College football recruiting is nuts. Recruiters hit high school games across the country every Friday night and Saturday afternoon, but now they’ve taken the prospect of finding new players to a whole new level.
“Bunchie is a kid that comes around once every 10 years,” Los Angeles-based trainer Mike Evans told ESPN.
But that’s because Maxwell “Bunchie” Young is 10 years old. That’s right, 10.
Despite his age, Bunchie already has scholarship offers from Illinois and one mystery Pac-12 team, according to Evans, who trains more than 150 youth athletes at his LacedFacts Training center in Norwalk, California, a suburb of Los Angeles.

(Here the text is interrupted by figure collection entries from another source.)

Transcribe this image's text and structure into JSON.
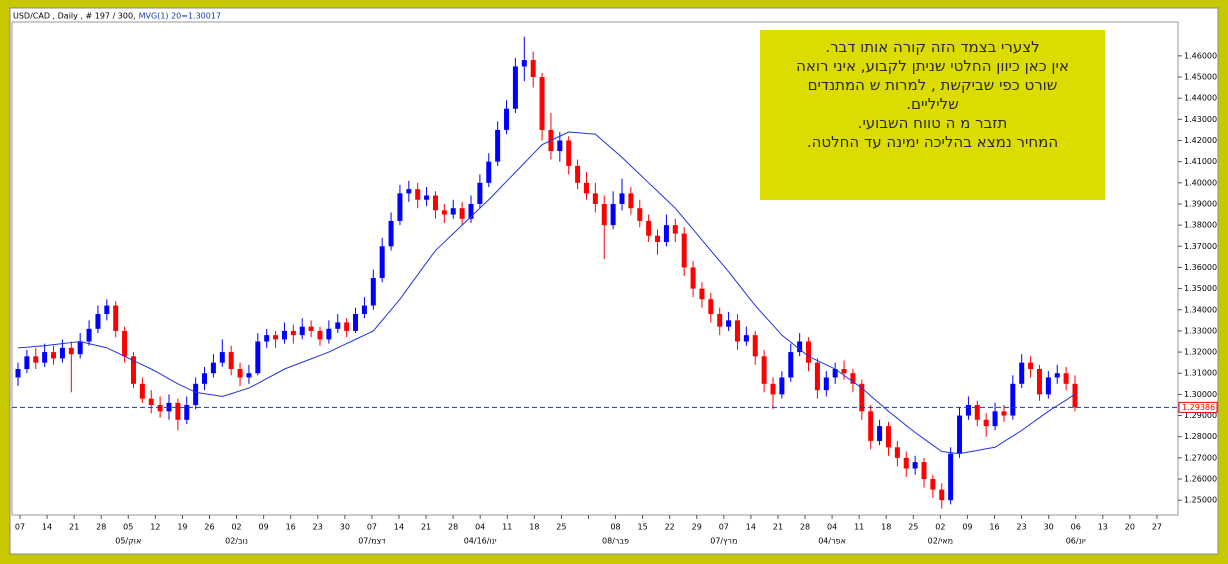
{
  "chart_data": {
    "type": "candlestick",
    "title": "USD/CAD , Daily , # 197 / 300,",
    "indicator_label": "MVG(1) 20=1.30017",
    "annotation": {
      "lines": [
        "לצערי  בצמד הזה קורה אותו דבר.",
        "אין כאן כיוון החלטי שניתן  לקבוע, איני רואה",
        "שורט כפי שביקשת , למרות ש המתנדים",
        "שליליים.",
        "תזבר מ ה טווח השבועי.",
        "המחיר נמצא  בהליכה ימינה עד החלטה."
      ]
    },
    "x_labels": [
      "07",
      "14",
      "21",
      "28",
      "05",
      "12",
      "19",
      "26",
      "02",
      "09",
      "16",
      "23",
      "30",
      "07",
      "14",
      "21",
      "28",
      "04",
      "11",
      "18",
      "25",
      null,
      "08",
      "15",
      "22",
      "29",
      "07",
      "14",
      "21",
      "28",
      "04",
      "11",
      "18",
      "25",
      "02",
      "09",
      "16",
      "23",
      "30",
      "06",
      "13",
      "20",
      "27"
    ],
    "period_labels": [
      null,
      null,
      null,
      null,
      "05/אוק",
      null,
      null,
      null,
      "02/נוב",
      null,
      null,
      null,
      null,
      "07/דצמ",
      null,
      null,
      null,
      "04/16/ינו",
      null,
      null,
      null,
      null,
      "08/פבר",
      null,
      null,
      null,
      "07/מרץ",
      null,
      null,
      null,
      "04/אפר",
      null,
      null,
      null,
      "02/מאי",
      null,
      null,
      null,
      null,
      "06/יונ",
      null,
      null,
      null
    ],
    "up_color": "#0000ff",
    "down_color": "#ff0000",
    "ohlc": [
      [
        1.308,
        1.315,
        1.304,
        1.312
      ],
      [
        1.312,
        1.321,
        1.31,
        1.318
      ],
      [
        1.318,
        1.322,
        1.312,
        1.315
      ],
      [
        1.315,
        1.324,
        1.313,
        1.32
      ],
      [
        1.32,
        1.323,
        1.314,
        1.317
      ],
      [
        1.317,
        1.326,
        1.315,
        1.322
      ],
      [
        1.322,
        1.325,
        1.301,
        1.319
      ],
      [
        1.319,
        1.329,
        1.317,
        1.325
      ],
      [
        1.325,
        1.335,
        1.323,
        1.331
      ],
      [
        1.331,
        1.342,
        1.329,
        1.338
      ],
      [
        1.338,
        1.345,
        1.335,
        1.342
      ],
      [
        1.342,
        1.344,
        1.327,
        1.33
      ],
      [
        1.33,
        1.332,
        1.315,
        1.318
      ],
      [
        1.318,
        1.32,
        1.303,
        1.305
      ],
      [
        1.305,
        1.308,
        1.296,
        1.298
      ],
      [
        1.298,
        1.302,
        1.291,
        1.295
      ],
      [
        1.295,
        1.299,
        1.289,
        1.292
      ],
      [
        1.292,
        1.3,
        1.288,
        1.296
      ],
      [
        1.296,
        1.298,
        1.283,
        1.288
      ],
      [
        1.288,
        1.299,
        1.286,
        1.295
      ],
      [
        1.295,
        1.308,
        1.293,
        1.305
      ],
      [
        1.305,
        1.313,
        1.302,
        1.31
      ],
      [
        1.31,
        1.319,
        1.308,
        1.315
      ],
      [
        1.315,
        1.326,
        1.313,
        1.32
      ],
      [
        1.32,
        1.323,
        1.309,
        1.312
      ],
      [
        1.312,
        1.315,
        1.304,
        1.308
      ],
      [
        1.308,
        1.314,
        1.305,
        1.31
      ],
      [
        1.31,
        1.329,
        1.309,
        1.325
      ],
      [
        1.325,
        1.331,
        1.322,
        1.328
      ],
      [
        1.328,
        1.33,
        1.322,
        1.326
      ],
      [
        1.326,
        1.334,
        1.324,
        1.33
      ],
      [
        1.33,
        1.333,
        1.324,
        1.328
      ],
      [
        1.328,
        1.336,
        1.326,
        1.332
      ],
      [
        1.332,
        1.335,
        1.327,
        1.33
      ],
      [
        1.33,
        1.332,
        1.323,
        1.326
      ],
      [
        1.326,
        1.335,
        1.324,
        1.331
      ],
      [
        1.331,
        1.338,
        1.329,
        1.334
      ],
      [
        1.334,
        1.336,
        1.327,
        1.33
      ],
      [
        1.33,
        1.341,
        1.329,
        1.338
      ],
      [
        1.338,
        1.346,
        1.336,
        1.342
      ],
      [
        1.342,
        1.359,
        1.34,
        1.355
      ],
      [
        1.355,
        1.374,
        1.353,
        1.37
      ],
      [
        1.37,
        1.386,
        1.368,
        1.382
      ],
      [
        1.382,
        1.399,
        1.38,
        1.395
      ],
      [
        1.395,
        1.401,
        1.391,
        1.397
      ],
      [
        1.397,
        1.4,
        1.388,
        1.392
      ],
      [
        1.392,
        1.398,
        1.389,
        1.394
      ],
      [
        1.394,
        1.396,
        1.383,
        1.387
      ],
      [
        1.387,
        1.39,
        1.381,
        1.385
      ],
      [
        1.385,
        1.392,
        1.383,
        1.388
      ],
      [
        1.388,
        1.391,
        1.38,
        1.383
      ],
      [
        1.383,
        1.394,
        1.381,
        1.39
      ],
      [
        1.39,
        1.404,
        1.388,
        1.4
      ],
      [
        1.4,
        1.414,
        1.398,
        1.41
      ],
      [
        1.41,
        1.429,
        1.408,
        1.425
      ],
      [
        1.425,
        1.439,
        1.423,
        1.435
      ],
      [
        1.435,
        1.459,
        1.433,
        1.455
      ],
      [
        1.455,
        1.469,
        1.448,
        1.458
      ],
      [
        1.458,
        1.462,
        1.445,
        1.45
      ],
      [
        1.45,
        1.452,
        1.42,
        1.425
      ],
      [
        1.425,
        1.433,
        1.411,
        1.415
      ],
      [
        1.415,
        1.424,
        1.41,
        1.42
      ],
      [
        1.42,
        1.422,
        1.404,
        1.408
      ],
      [
        1.408,
        1.411,
        1.397,
        1.4
      ],
      [
        1.4,
        1.405,
        1.392,
        1.395
      ],
      [
        1.395,
        1.4,
        1.386,
        1.39
      ],
      [
        1.39,
        1.394,
        1.364,
        1.38
      ],
      [
        1.38,
        1.396,
        1.378,
        1.39
      ],
      [
        1.39,
        1.402,
        1.387,
        1.395
      ],
      [
        1.395,
        1.398,
        1.385,
        1.388
      ],
      [
        1.388,
        1.392,
        1.379,
        1.382
      ],
      [
        1.382,
        1.385,
        1.372,
        1.375
      ],
      [
        1.375,
        1.378,
        1.366,
        1.372
      ],
      [
        1.372,
        1.385,
        1.37,
        1.38
      ],
      [
        1.38,
        1.383,
        1.372,
        1.376
      ],
      [
        1.376,
        1.379,
        1.356,
        1.36
      ],
      [
        1.36,
        1.363,
        1.346,
        1.35
      ],
      [
        1.35,
        1.353,
        1.341,
        1.345
      ],
      [
        1.345,
        1.348,
        1.334,
        1.338
      ],
      [
        1.338,
        1.341,
        1.328,
        1.332
      ],
      [
        1.332,
        1.339,
        1.33,
        1.335
      ],
      [
        1.335,
        1.338,
        1.321,
        1.325
      ],
      [
        1.325,
        1.332,
        1.323,
        1.328
      ],
      [
        1.328,
        1.33,
        1.314,
        1.318
      ],
      [
        1.318,
        1.321,
        1.301,
        1.305
      ],
      [
        1.305,
        1.308,
        1.293,
        1.3
      ],
      [
        1.3,
        1.311,
        1.298,
        1.308
      ],
      [
        1.308,
        1.324,
        1.306,
        1.32
      ],
      [
        1.32,
        1.329,
        1.318,
        1.325
      ],
      [
        1.325,
        1.327,
        1.311,
        1.315
      ],
      [
        1.315,
        1.317,
        1.298,
        1.302
      ],
      [
        1.302,
        1.311,
        1.299,
        1.308
      ],
      [
        1.308,
        1.315,
        1.305,
        1.312
      ],
      [
        1.312,
        1.316,
        1.307,
        1.31
      ],
      [
        1.31,
        1.312,
        1.301,
        1.305
      ],
      [
        1.305,
        1.307,
        1.288,
        1.292
      ],
      [
        1.292,
        1.295,
        1.274,
        1.278
      ],
      [
        1.278,
        1.288,
        1.276,
        1.285
      ],
      [
        1.285,
        1.287,
        1.271,
        1.275
      ],
      [
        1.275,
        1.278,
        1.266,
        1.27
      ],
      [
        1.27,
        1.273,
        1.261,
        1.265
      ],
      [
        1.265,
        1.271,
        1.262,
        1.268
      ],
      [
        1.268,
        1.27,
        1.256,
        1.26
      ],
      [
        1.26,
        1.262,
        1.251,
        1.255
      ],
      [
        1.255,
        1.258,
        1.246,
        1.25
      ],
      [
        1.25,
        1.275,
        1.248,
        1.272
      ],
      [
        1.272,
        1.294,
        1.27,
        1.29
      ],
      [
        1.29,
        1.299,
        1.288,
        1.295
      ],
      [
        1.295,
        1.297,
        1.285,
        1.288
      ],
      [
        1.288,
        1.291,
        1.28,
        1.285
      ],
      [
        1.285,
        1.296,
        1.283,
        1.292
      ],
      [
        1.292,
        1.295,
        1.287,
        1.29
      ],
      [
        1.29,
        1.309,
        1.288,
        1.305
      ],
      [
        1.305,
        1.319,
        1.303,
        1.315
      ],
      [
        1.315,
        1.318,
        1.308,
        1.312
      ],
      [
        1.312,
        1.314,
        1.297,
        1.3
      ],
      [
        1.3,
        1.311,
        1.298,
        1.308
      ],
      [
        1.308,
        1.314,
        1.305,
        1.31
      ],
      [
        1.31,
        1.313,
        1.302,
        1.305
      ],
      [
        1.305,
        1.309,
        1.292,
        1.2938
      ]
    ],
    "ma": {
      "color": "#2233dd",
      "values": [
        1.322,
        1.3223,
        1.3227,
        1.323,
        1.3235,
        1.324,
        1.3245,
        1.325,
        1.324,
        1.323,
        1.322,
        1.32,
        1.318,
        1.316,
        1.314,
        1.312,
        1.3097,
        1.3073,
        1.305,
        1.303,
        1.301,
        1.3003,
        1.2997,
        1.299,
        1.3003,
        1.3017,
        1.303,
        1.3052,
        1.3075,
        1.3097,
        1.312,
        1.3136,
        1.3152,
        1.3168,
        1.3184,
        1.32,
        1.322,
        1.324,
        1.326,
        1.328,
        1.33,
        1.335,
        1.34,
        1.345,
        1.3508,
        1.3565,
        1.3623,
        1.368,
        1.372,
        1.376,
        1.38,
        1.384,
        1.388,
        1.392,
        1.3963,
        1.4007,
        1.405,
        1.4093,
        1.4137,
        1.418,
        1.42,
        1.422,
        1.424,
        1.4237,
        1.4233,
        1.423,
        1.4193,
        1.4157,
        1.412,
        1.408,
        1.404,
        1.4,
        1.396,
        1.392,
        1.388,
        1.383,
        1.378,
        1.373,
        1.368,
        1.363,
        1.358,
        1.3527,
        1.3473,
        1.342,
        1.3373,
        1.3327,
        1.328,
        1.3247,
        1.3213,
        1.318,
        1.316,
        1.314,
        1.312,
        1.309,
        1.306,
        1.303,
        1.2993,
        1.2957,
        1.292,
        1.2887,
        1.2853,
        1.282,
        1.279,
        1.276,
        1.273,
        1.2725,
        1.272,
        1.2728,
        1.2735,
        1.2743,
        1.275,
        1.2777,
        1.2803,
        1.283,
        1.286,
        1.289,
        1.292,
        1.2947,
        1.2973,
        1.30017
      ]
    },
    "last_price": {
      "value": 1.29386,
      "label": "1.29386"
    },
    "last_price_color": "#ff0000",
    "last_price_line_color": "#1a3aa8",
    "grid": false,
    "ylim": [
      1.243,
      1.476
    ],
    "yticks": [
      {
        "value": 1.46,
        "label": "1.46000"
      },
      {
        "value": 1.45,
        "label": "1.45000"
      },
      {
        "value": 1.44,
        "label": "1.44000"
      },
      {
        "value": 1.43,
        "label": "1.43000"
      },
      {
        "value": 1.42,
        "label": "1.42000"
      },
      {
        "value": 1.41,
        "label": "1.41000"
      },
      {
        "value": 1.4,
        "label": "1.40000"
      },
      {
        "value": 1.39,
        "label": "1.39000"
      },
      {
        "value": 1.38,
        "label": "1.38000"
      },
      {
        "value": 1.37,
        "label": "1.37000"
      },
      {
        "value": 1.36,
        "label": "1.36000"
      },
      {
        "value": 1.35,
        "label": "1.35000"
      },
      {
        "value": 1.34,
        "label": "1.34000"
      },
      {
        "value": 1.33,
        "label": "1.33000"
      },
      {
        "value": 1.32,
        "label": "1.32000"
      },
      {
        "value": 1.31,
        "label": "1.31000"
      },
      {
        "value": 1.3,
        "label": "1.30000"
      },
      {
        "value": 1.29,
        "label": "1.29000"
      },
      {
        "value": 1.28,
        "label": "1.28000"
      },
      {
        "value": 1.27,
        "label": "1.27000"
      },
      {
        "value": 1.26,
        "label": "1.26000"
      },
      {
        "value": 1.25,
        "label": "1.25000"
      }
    ]
  }
}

It’s only a matter of time, he says, before college coaches all over the country know who Young is, along with discovering several of the other kids he works with at his facility.
Kids like Havon Finney Jr., who, at 9 years old, has an offer from Nevada and an Instagram following of nearly 22,000. Kaleb Herndon, 6, doesn’t have any scholarship offers, but Evans insists he has schools looking at him already because “he looks like a 9-year-old” and his parents are 6-foot-1 and 6-foot-7.
The buy-in isn’t widespread — why would a coach spend time recruiting a kid who can’t sign a letter of intent for another decade? — but Evans said that’s changing.
“A lot of these schools are not hip to it yet because you still have a lot of old-school coaches at programs,” he said. “It’s the new wave that’s going to change things. It’s people who came from the computer era and the social media age that are going to change things. We’re the first to do what we’re doing where kids are getting official offers.”
Bunchie made a video when he was 9. It’s gotten more than 1 million views on YouTube.
How soon until recruiters are hanging around delivery rooms, handing out their cards?